Exilio y amores imposibles en «Paloma negra», de Alberto Conejero
Por Horacio Otheguy Riveira
Una gran compañía en manos de un formidable autor-director en una historia que se enreda en las oscuras pasiones de sus personajes y no avanza, se queda quieta, mirándose a sí misma, como sus protagonistas atrapados en una angustia que ansía desesperadamente compañía, y no la consigue. No saben bien los jóvenes amigos si la luz que ven «es la del amanecer o del atardecer». Y este cronista se siente igualmente perdido al enfrentarse a un grupo de creadores que admira, esta vez sumergidos en un proyecto que solo por vagos momentos se entronca con la propuesta original del autor: «Paloma negra (una tragicomedia del desierto) es el segundo montaje de nuestra compañía Teatro del Acantilado tras La geometría del trigo. Una propuesta en la que se entrecruzan el universo de Chéjov, el desierto de México y nuestra historia reciente».
La dolorosa travesía de La gaviota de Chejov estaba impregnada de una gran crisis personal sumada a la cercanía de los movimientos revolucionarios en la Rusia zarista. Estrenada en 1896, morían muchos conceptos y nacían dramas impensados en la sociedad, con el desamor haciendo su trágico coro; en 1905 ya se daría el primer conato revolucionario. Los personajes del autor ruso deambulan entre el ensueño, la recuperación de un pasado que nunca volverá y el incierto futuro. En Paloma negra se asoman ecos del exilio republicano en México, como marionetas infelices que no evolucionan, aunque intenten ir a alguna parte donde sus ilusiones o sus dramas se consoliden. Fantasmas de sí mismos, los personajes apenas arraigan en el talento de los intérpretes, atrapados por un exceso de frases y situaciones ajenas a momentos históricos demasiado potentes para ser tratados de esta forma tan superficial, melodrama y esperpento que pasa de puntillas por la vigorosa experiencia del exilio republicano entre seres que nunca se integran plenamente en la también vigorosa cultura mexicana.

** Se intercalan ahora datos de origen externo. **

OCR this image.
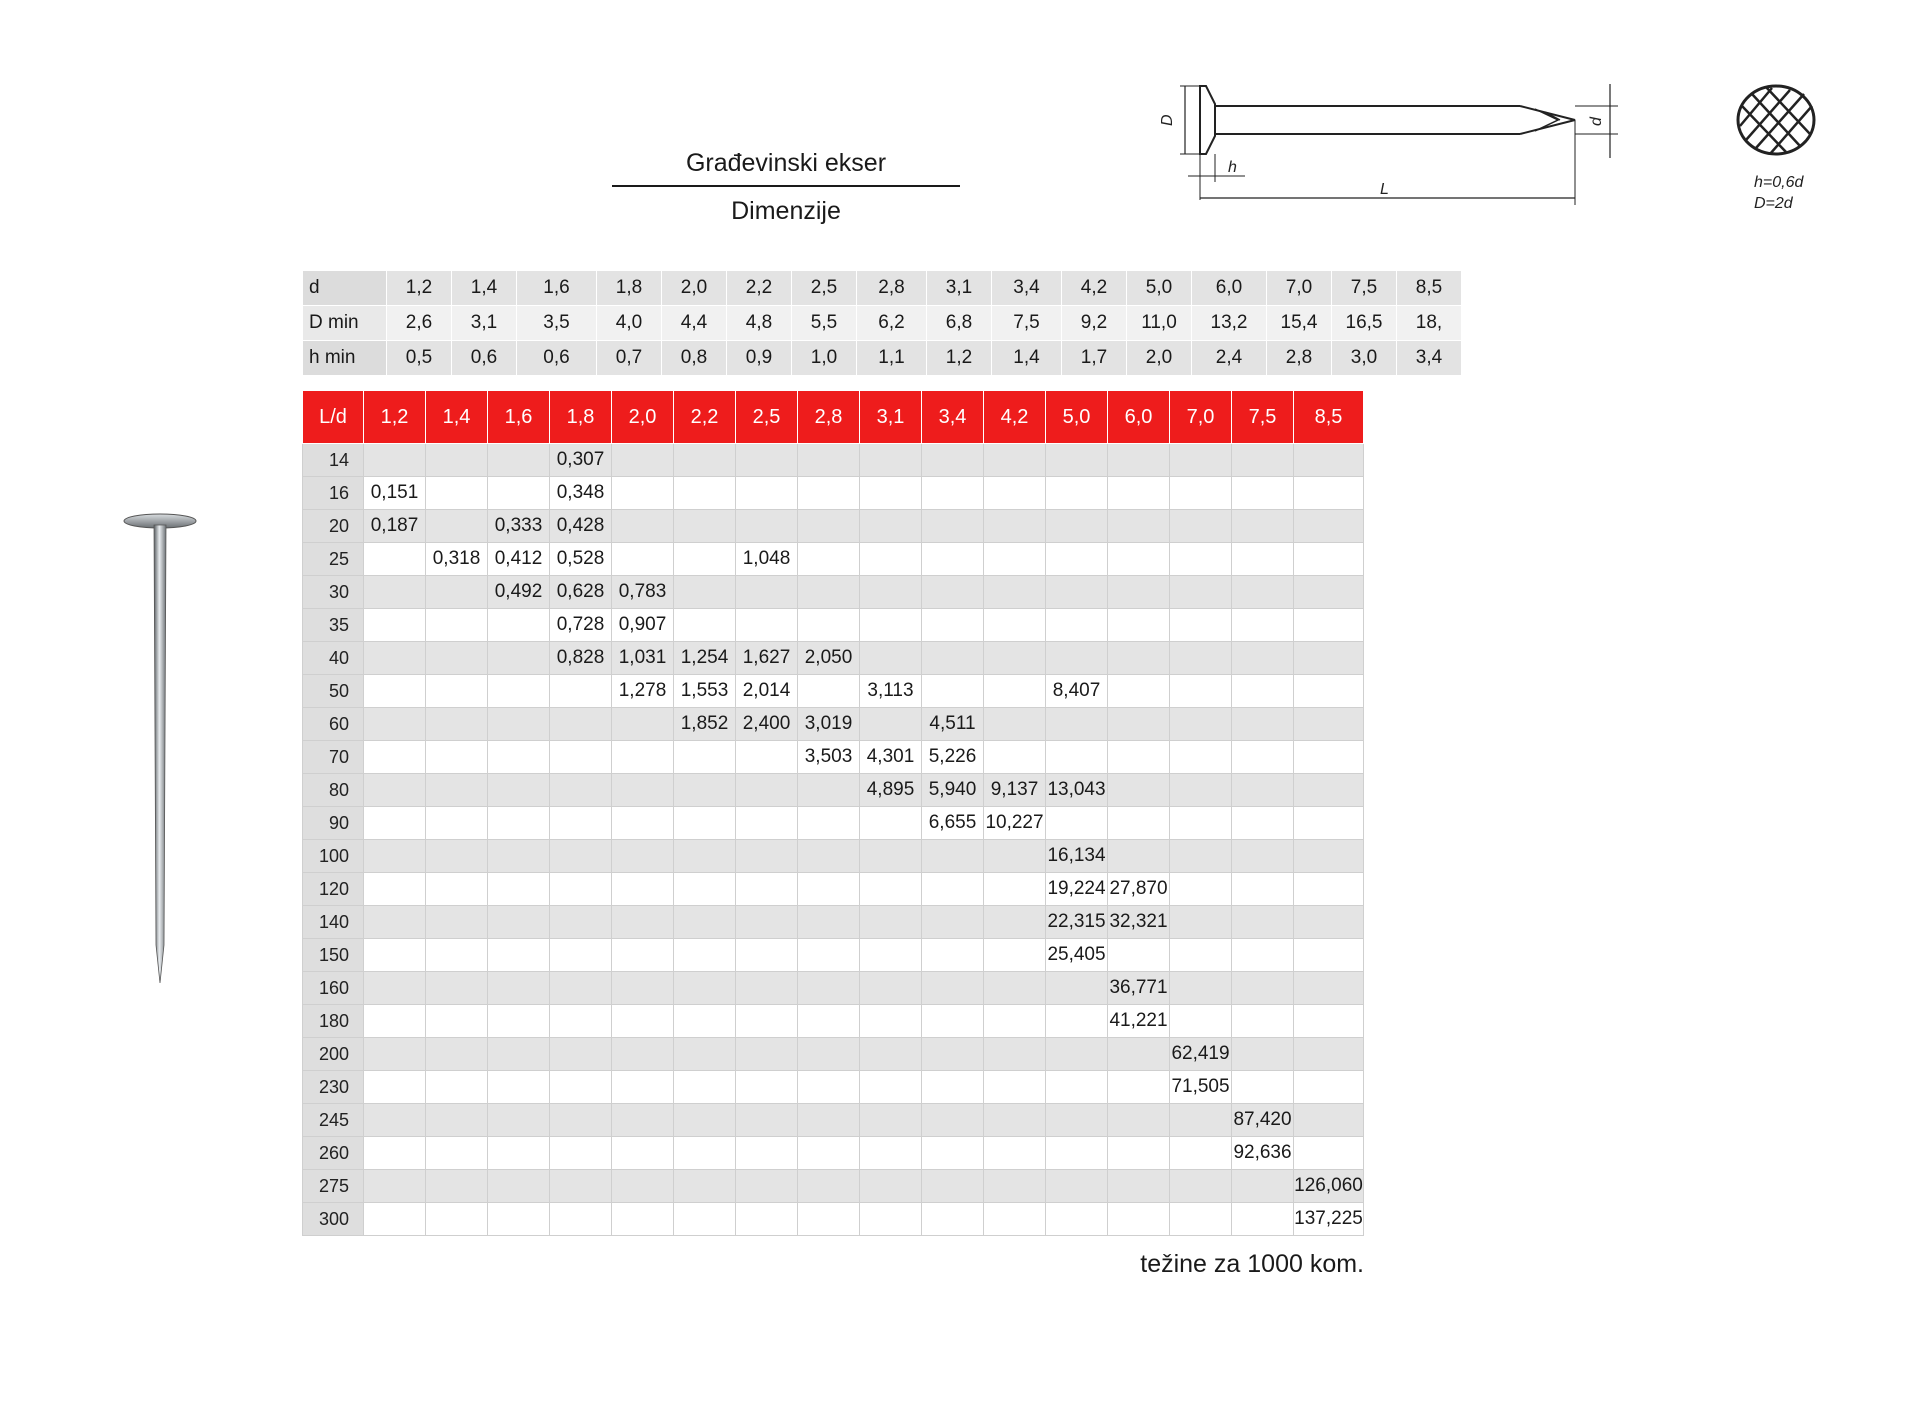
Građevinski ekser
Dimenzije
D	d
h
L	h=0,6d
D=2d
d	1,2	1,4	1,6	1,8	2,0	2,2	2,5	2,8	3,1	3,4	4,2	5,0	6,0	7,0	7,5	8,5
D min	2,6	3,1	3,5	4,0	4,4	4,8	5,5	6,2	6,8	7,5	9,2	11,0	13,2	15,4	16,5	18,
h min	0,5	0,6	0,6	0,7	0,8	0,9	1,0	1,1	1,2	1,4	1,7	2,0	2,4	2,8	3,0	3,4
L/d	1,2	1,4	1,6	1,8	2,0	2,2	2,5	2,8	3,1	3,4	4,2	5,0	6,0	7,0	7,5	8,5
14				0,307												
16	0,151			0,348												
20	0,187		0,333	0,428												
25		0,318	0,412	0,528			1,048									
30			0,492	0,628	0,783											
35				0,728	0,907											
40				0,828	1,031	1,254	1,627	2,050								
50					1,278	1,553	2,014		3,113			8,407				
60						1,852	2,400	3,019		4,511						
70								3,503	4,301	5,226						
80									4,895	5,940	9,137	13,043				
90										6,655	10,227					
100												16,134				
120												19,224	27,870			
140												22,315	32,321			
150												25,405				
160													36,771			
180													41,221			
200														62,419		
230														71,505		
245															87,420	
260															92,636	
275																126,060
300																137,225
težine za 1000 kom.
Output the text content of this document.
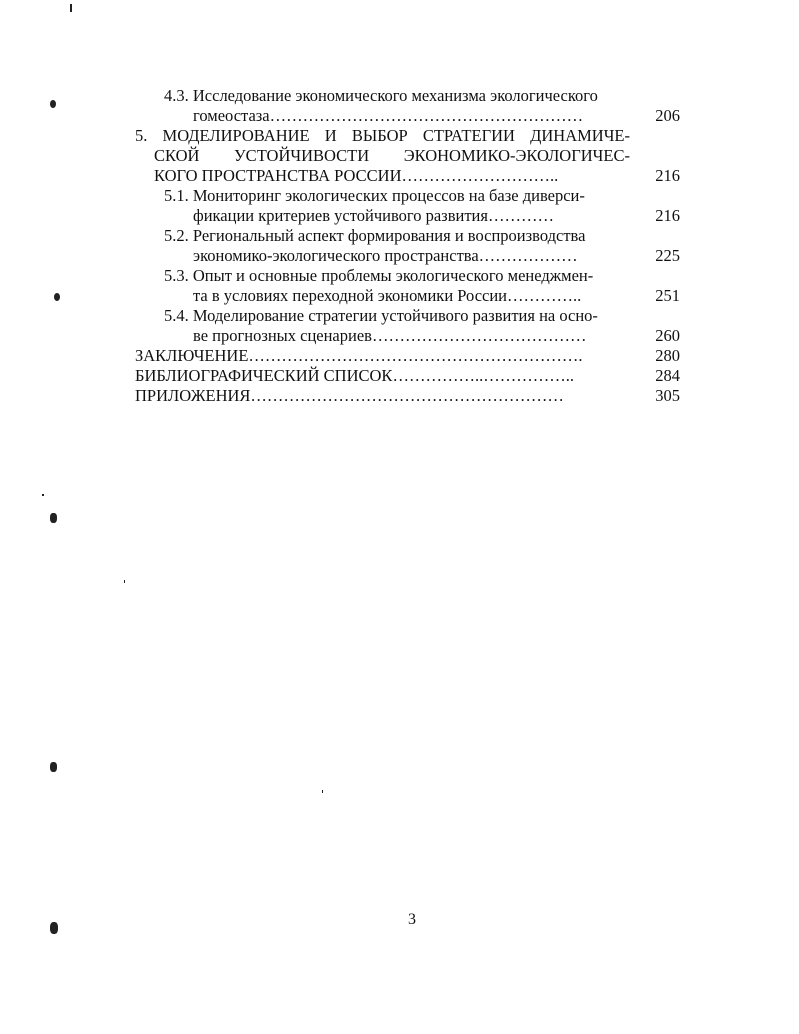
4.3. Исследование экономического механизма экологического
гомеостаза…………………………………………………	206
5. МОДЕЛИРОВАНИЕ И ВЫБОР СТРАТЕГИИ ДИНАМИЧЕ-
СКОЙ УСТОЙЧИВОСТИ ЭКОНОМИКО-ЭКОЛОГИЧЕС-
КОГО ПРОСТРАНСТВА РОССИИ………………………..	216
5.1. Мониторинг экологических процессов на базе диверси-
фикации критериев устойчивого развития…………	216
5.2. Региональный аспект формирования и воспроизводства
экономико-экологического пространства………………	225
5.3. Опыт и основные проблемы экологического менеджмен-
та в условиях переходной экономики России…………..	251
5.4. Моделирование стратегии устойчивого развития на осно-
ве прогнозных сценариев…………………………………	260
ЗАКЛЮЧЕНИЕ…………………………………………………….	280
БИБЛИОГРАФИЧЕСКИЙ СПИСОК……………..……………..	284
ПРИЛОЖЕНИЯ…………………………………………………	305
3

Un equipo de grandes profesionales en un proyecto que no fluye como ninguno de los admirables trabajos de su autor: La piedra oscura, Ushuaia, Todas las noches de un día, La geometría del trigo… Ninguna carga poética se abre camino esta vez en una serie de planteamientos que ni autor ni director consiguen plasmar como quisieran: «Está el desierto y un piano enterrado en la arena. Allí, en ese vacío pobladísimo de sombras y de espejismos, tres hombres y tres mujeres. Ellos –los intérpretes, su presencia– son el corazón de la puesta en escena. En mi segundo trabajo como director de escena, quiero ahondar en la exploración de una materialidad poética y apostar por los puntos de quiebra y fuga de lo que consideramos “realismo”; hacer que los cuerpos y el silencio pongan en crisis cada palabra, toda palabra».
Todo transcurre con una suerte de artificial dramatismo, carente de situaciones potentes porque sus personajes no despegan, encerrados en monólogos interiores que se expresan en una especie de psicodrama. Sin embargo, todos los intérpretes se empeñan en defenderlos con sus muchos recursos o la novedad de la joven Yaiza Marcos, transparente, volcánica, y entonces el drama frustrado, reflejo de las muchas frustraciones de todos los personajes logra brillar en cuanto entramos en una estructura operística. Los breves monólogos se asemejan a arias desconsoladas y por esa brisa extraña, ese aroma a desolación clásica, puede entreverse el esfuerzo de Conejero por ser él mismo y a la vez dejarse abrazar por Chejov. La totalidad no me parece afortunada. Pero el esfuerzo de actrices y actores brilla con una extraña luz que se queda en el aire… mientras espero la próxima creación, la de la siguiente aventura.
Elenco: José Bustos, Yaiza Marcos, Zaira Montes, José Troncoso, Consuelo Trujillo y Juan Vinuesa.